While hospitality bosses gave anecdotal accounts of rising wages to the media, workers were absent in almost every news story.
But industry-wide rates and trends are readily available in the Restaurant Association's remuneration survey.
The summary in this year’s one shows wages up 8.2 percent on average across all roles, following a 6 percent rise in 2020-2021. The rates paid for specialist roles rose by more than that.
But the average hourly rate is listed as $24.43 - less than three dollars above the minimum wage.

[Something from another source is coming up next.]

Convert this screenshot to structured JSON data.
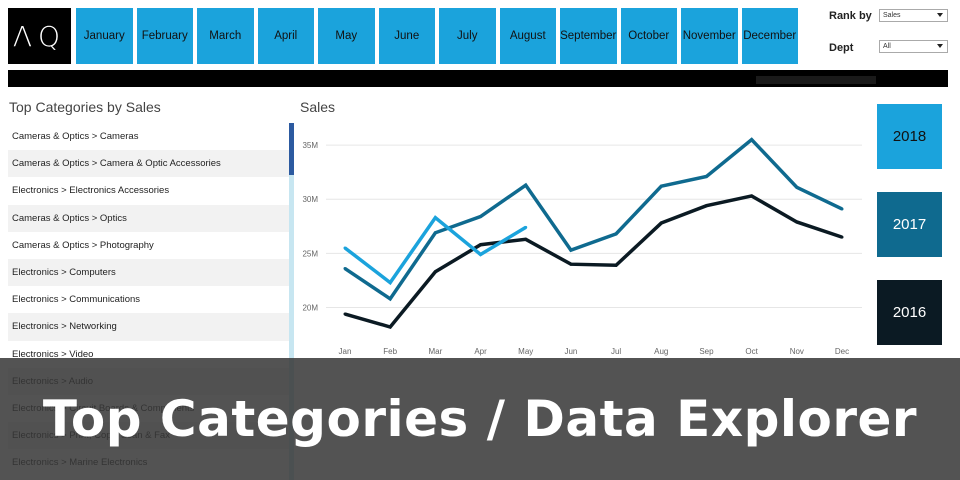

The report noted huge cost pressures and low profit margins made wage rises hard to pay right now. And revealing comments from operators said they wanted to reward staff but they couldn’t because Covid-19 restrictions had hammered their profitability and productivity.
But the same survey also had a message similar to the one the immigration minister had delivered.
“We desperately need more people entering the industry (as well as retaining those already working with us). This means focusing on some long-term changes that tackle the perception challenges of the industry and highlight our workplaces as the type of businesses that people want to work in.”
- 2022 Hospitality Industry Remuneration Survey
In April an AUT report called Voices From The Front Line also concluded “long-standing but steadily worsening labour market problems” in the sector had accompanied its “rapid growth and economic success”.
Media highlighting hospitality’s acute recruitment problems didn’t ask whether the industry did enough then to make itself a better option for the workers it can’t find now - while waiting for the immigration tap to turn back on.